Bloomfield Ave. Complete Corridor Health Impact Assessment
Publication Year: 2017

Bloomfield Ave. Complete Corridor Health Impact Assessment

Citation:

Lowrie, K., L.A. Von Hagen and E. Sewll. 2015.  Bloomfield Ave. Complete Corridor Health Impact Assessment. (http://phci.rutgers.edu/wp-content/uploads/2014/03/BloomfieldAveHIA_FINAL.pdf)

The New Jersey Health Impact Collaborative at Rutgers University (NJHIC) conducted a Health Impact Assessment (HIA) in conjunction with a Local Demonstration Project funded by Together North Jersey. The Bloomfield Avenue Complete Corridor Plan included the towns of Bloomfield, Glen Ridge, Montclair and Verona in Essex County, New Jersey.

By combining scientific data, health expertise and public input, HIAs identify and assess the potential positive and negative health effects of decisions related to policies, programs or projects. The HIA considers a range of social, environmental and economic influences on health and places an emphasis on identifying groups of people who might be either positively or negatively impacted by the way
the corridor functions. HIA follows a six-step method that results in a set of recommendations and a monitoring plan.
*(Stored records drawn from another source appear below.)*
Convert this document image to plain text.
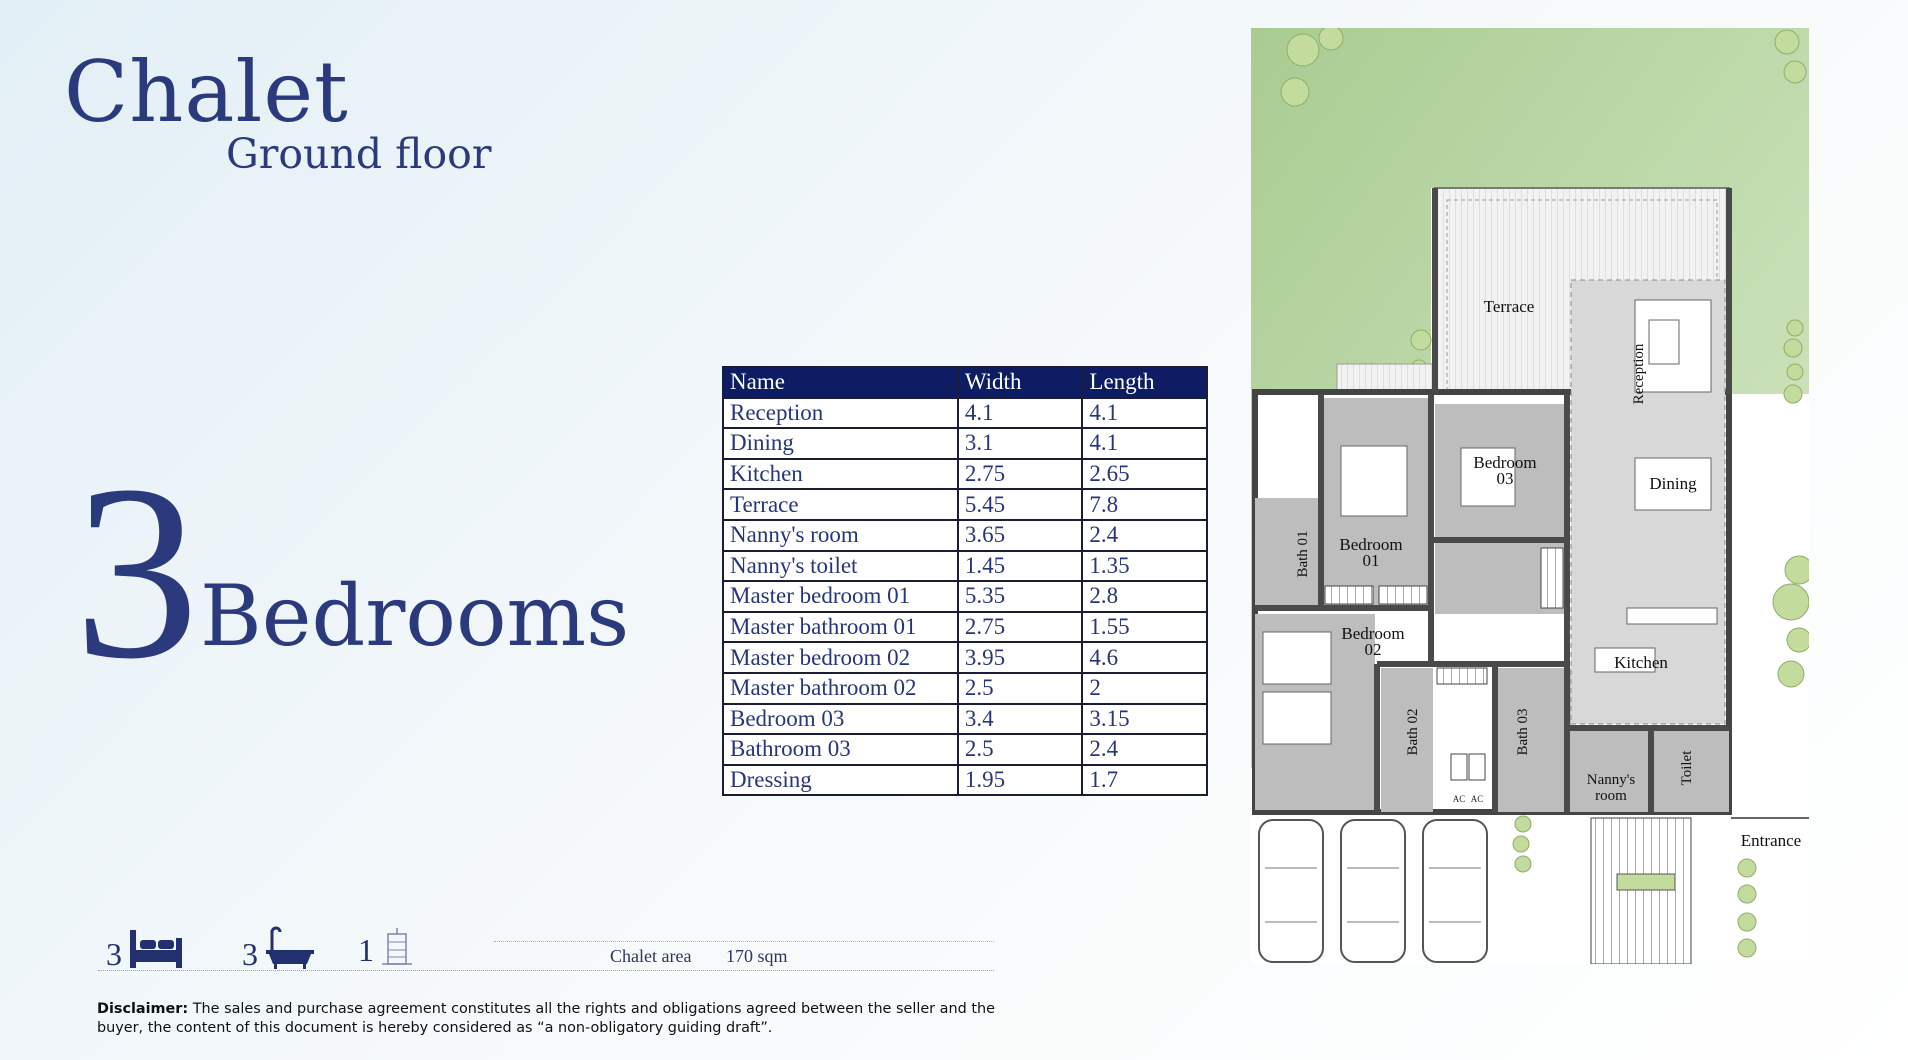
Chalet
Ground floor
3 Bedrooms
Name	Width	Length
Reception	4.1	4.1
Dining	3.1	4.1
Kitchen	2.75	2.65
Terrace	5.45	7.8
Nanny's room	3.65	2.4
Nanny's toilet	1.45	1.35
Master bedroom 01	5.35	2.8
Master bathroom 01	2.75	1.55
Master bedroom 02	3.95	4.6
Master bathroom 02	2.5	2
Bedroom 03	3.4	3.15
Bathroom 03	2.5	2.4
Dressing	1.95	1.7
3	3	1	Chalet area 170 sqm
Disclaimer: The sales and purchase agreement constitutes all the rights and obligations agreed between the seller and the buyer, the content of this document is hereby considered as “a non-obligatory guiding draft”.
AC AC
Terrace
Dining
Kitchen
Bedroom
03
Bedroom
01
Bedroom
02
Nanny's
room
Entrance
Reception
Bath 01
Bath 02	Bath 03
Toilet
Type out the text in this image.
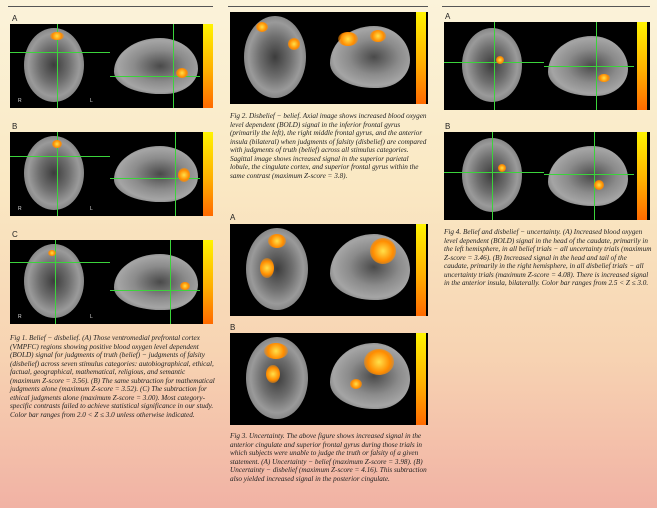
A
R	L
B
R	L
C
R	L

Fig 1. Belief − disbelief. (A) Those ventromedial prefrontal cortex (VMPFC) regions showing positive blood oxygen level dependent (BOLD) signal for judgments of truth (belief) − judgments of falsity (disbelief) across seven stimulus categories: autobiographical, ethical, factual, geographical, mathematical, religious, and semantic (maximum Z-score = 3.56). (B) The same subtraction for mathematical judgments alone (maximum Z-score = 3.52). (C) The subtraction for ethical judgments alone (maximum Z-score = 3.00). Most category-specific contrasts failed to achieve statistical significance in our study. Color bar ranges from 2.0 < Z ≤ 3.0 unless otherwise indicated.

Fig 2. Disbelief − belief. Axial image shows increased blood oxygen level dependent (BOLD) signal in the inferior frontal gyrus (primarily the left), the right middle frontal gyrus, and the anterior insula (bilateral) when judgments of falsity (disbelief) are compared with judgments of truth (belief) across all stimulus categories. Sagittal image shows increased signal in the superior parietal lobule, the cingulate cortex, and superior frontal gyrus within the same contrast (maximum Z-score = 3.8).

A
B

Fig 3. Uncertainty. The above figure shows increased signal in the anterior cingulate and superior frontal gyrus during those trials in which subjects were unable to judge the truth or falsity of a given statement. (A) Uncertainty − belief (maximum Z-score = 3.98). (B) Uncertainty − disbelief (maximum Z-score = 4.16). This subtraction also yielded increased signal in the posterior cingulate.

A
B

Fig 4. Belief and disbelief − uncertainty. (A) Increased blood oxygen level dependent (BOLD) signal in the head of the caudate, primarily in the left hemisphere, in all belief trials − all uncertainty trials (maximum Z-score = 3.46). (B) Increased signal in the head and tail of the caudate, primarily in the right hemisphere, in all disbelief trials − all uncertainty trials (maximum Z-score = 4.08). There is increased signal in the anterior insula, bilaterally. Color bar ranges from 2.5 < Z ≤ 3.0.
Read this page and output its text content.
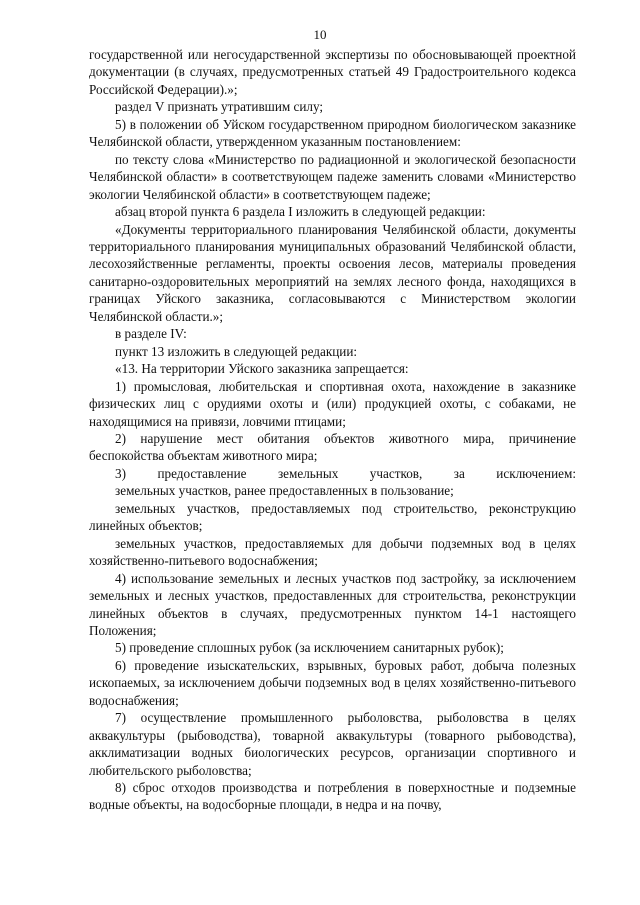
10

государственной или негосударственной экспертизы по обосновывающей проектной документации (в случаях, предусмотренных статьей 49 Градостроительного кодекса Российской Федерации).»;

раздел V признать утратившим силу;

5) в положении об Уйском государственном природном биологическом заказнике Челябинской области, утвержденном указанным постановлением:

по тексту слова «Министерство по радиационной и экологической безопасности Челябинской области» в соответствующем падеже заменить словами «Министерство экологии Челябинской области» в соответствующем падеже;

абзац второй пункта 6 раздела I изложить в следующей редакции:

«Документы территориального планирования Челябинской области, документы территориального планирования муниципальных образований Челябинской области, лесохозяйственные регламенты, проекты освоения лесов, материалы проведения санитарно-оздоровительных мероприятий на землях лесного фонда, находящихся в границах Уйского заказника, согласовываются с Министерством экологии Челябинской области.»;

в разделе IV:

пункт 13 изложить в следующей редакции:

«13. На территории Уйского заказника запрещается:

1) промысловая, любительская и спортивная охота, нахождение в заказнике физических лиц с орудиями охоты и (или) продукцией охоты, с собаками, не находящимися на привязи, ловчими птицами;

2) нарушение мест обитания объектов животного мира, причинение беспокойства объектам животного мира;

3) предоставление земельных участков, за исключением:

земельных участков, ранее предоставленных в пользование;

земельных участков, предоставляемых под строительство, реконструкцию линейных объектов;

земельных участков, предоставляемых для добычи подземных вод в целях хозяйственно-питьевого водоснабжения;

4) использование земельных и лесных участков под застройку, за исключением земельных и лесных участков, предоставленных для строительства, реконструкции линейных объектов в случаях, предусмотренных пунктом 14-1 настоящего Положения;

5) проведение сплошных рубок (за исключением санитарных рубок);

6) проведение изыскательских, взрывных, буровых работ, добыча полезных ископаемых, за исключением добычи подземных вод в целях хозяйственно-питьевого водоснабжения;

7) осуществление промышленного рыболовства, рыболовства в целях аквакультуры (рыбоводства), товарной аквакультуры (товарного рыбоводства), акклиматизации водных биологических ресурсов, организации спортивного и любительского рыболовства;

8) сброс отходов производства и потребления в поверхностные и подземные водные объекты, на водосборные площади, в недра и на почву,
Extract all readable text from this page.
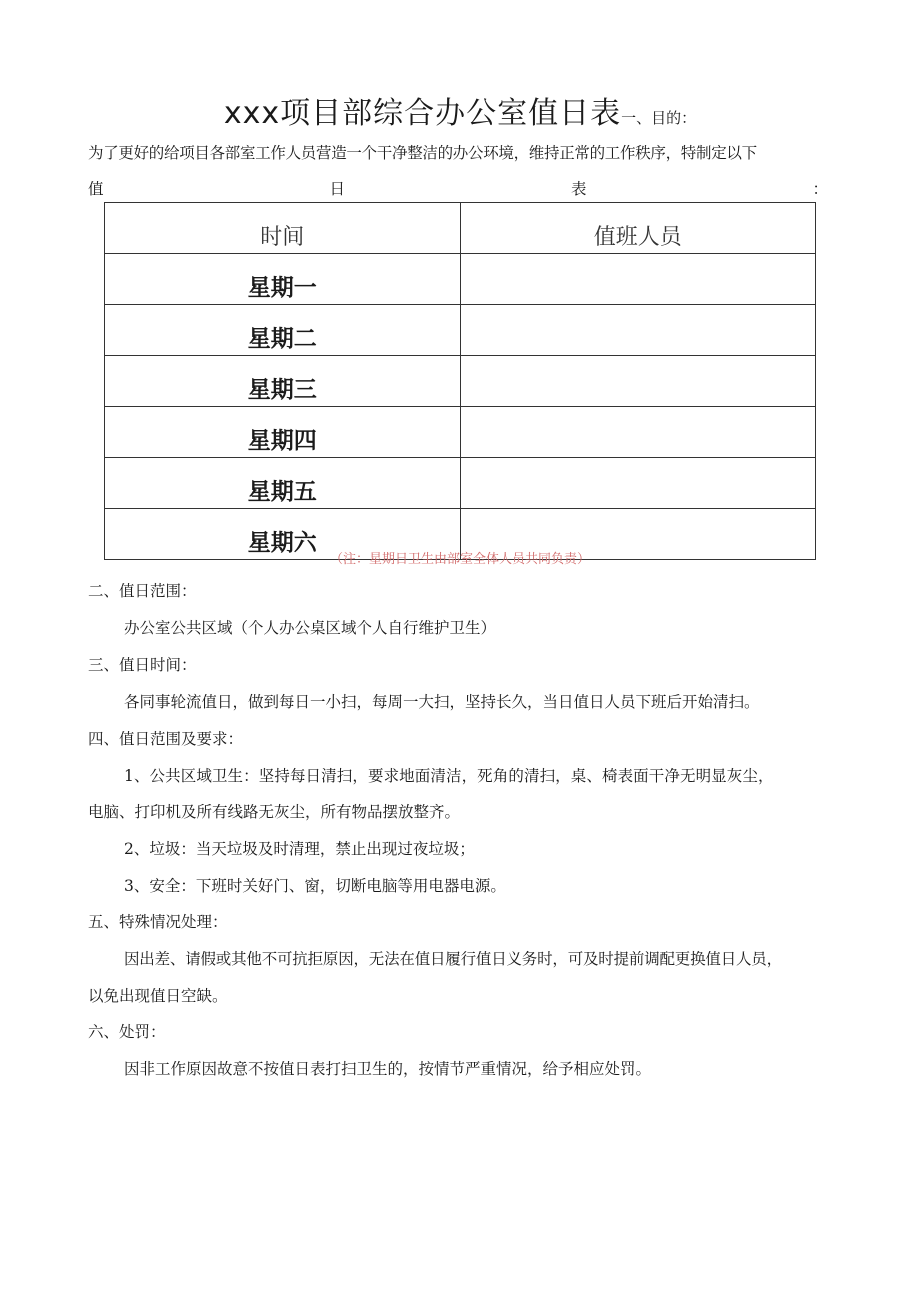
xxx项目部综合办公室值日表一、目的：
为了更好的给项目各部室工作人员营造一个干净整洁的办公环境，维持正常的工作秩序，特制定以下
值	日	表	：
时间	值班人员
星期一	
星期二	
星期三	
星期四	
星期五	
星期六	
（注：星期日卫生由部室全体人员共同负责）
二、值日范围：
办公室公共区域（个人办公桌区域个人自行维护卫生）
三、值日时间：
各同事轮流值日，做到每日一小扫，每周一大扫，坚持长久，当日值日人员下班后开始清扫。
四、值日范围及要求：
1、公共区域卫生：坚持每日清扫，要求地面清洁，死角的清扫，桌、椅表面干净无明显灰尘，
电脑、打印机及所有线路无灰尘，所有物品摆放整齐。
2、垃圾：当天垃圾及时清理，禁止出现过夜垃圾；
3、安全：下班时关好门、窗，切断电脑等用电器电源。
五、特殊情况处理：
因出差、请假或其他不可抗拒原因，无法在值日履行值日义务时，可及时提前调配更换值日人员，
以免出现值日空缺。
六、处罚：
因非工作原因故意不按值日表打扫卫生的，按情节严重情况，给予相应处罚。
The vision of a healthy Bloomfield Avenue is one where pedestrians and bicyclists of all ages and abilities can safely access and use of the corridor for walking and bicycling with minimal risk of crashes and minimal exposure to noise and air pollution, where motor vehicle traffic is efficiently managed to reduce driver stress, and where social interaction leads to improved mental health and a vibrant business environment. The HIA was prepared for a potential future comprehensive complete corridor plan, specifically consisting of a “road diet.” The main element of the road diet is to reduce at least one lane of motor vehicle traffic along the four-lane Bloomfield Avenue, and reconfigure the remaining lanes for improved safety. The goal of a road diet is to more safely accommodate pedestrians (shorter crossings), bicyclists (dedicated lanes), transit users (improved bus stops) and drivers (easier navigation). The goal of the HIA was to expand knowledge and understanding about the impacts of a road diet on public health in order to develop recommendations to inform decision-makers as they weigh the benefits and costs of various options to implement a road diet.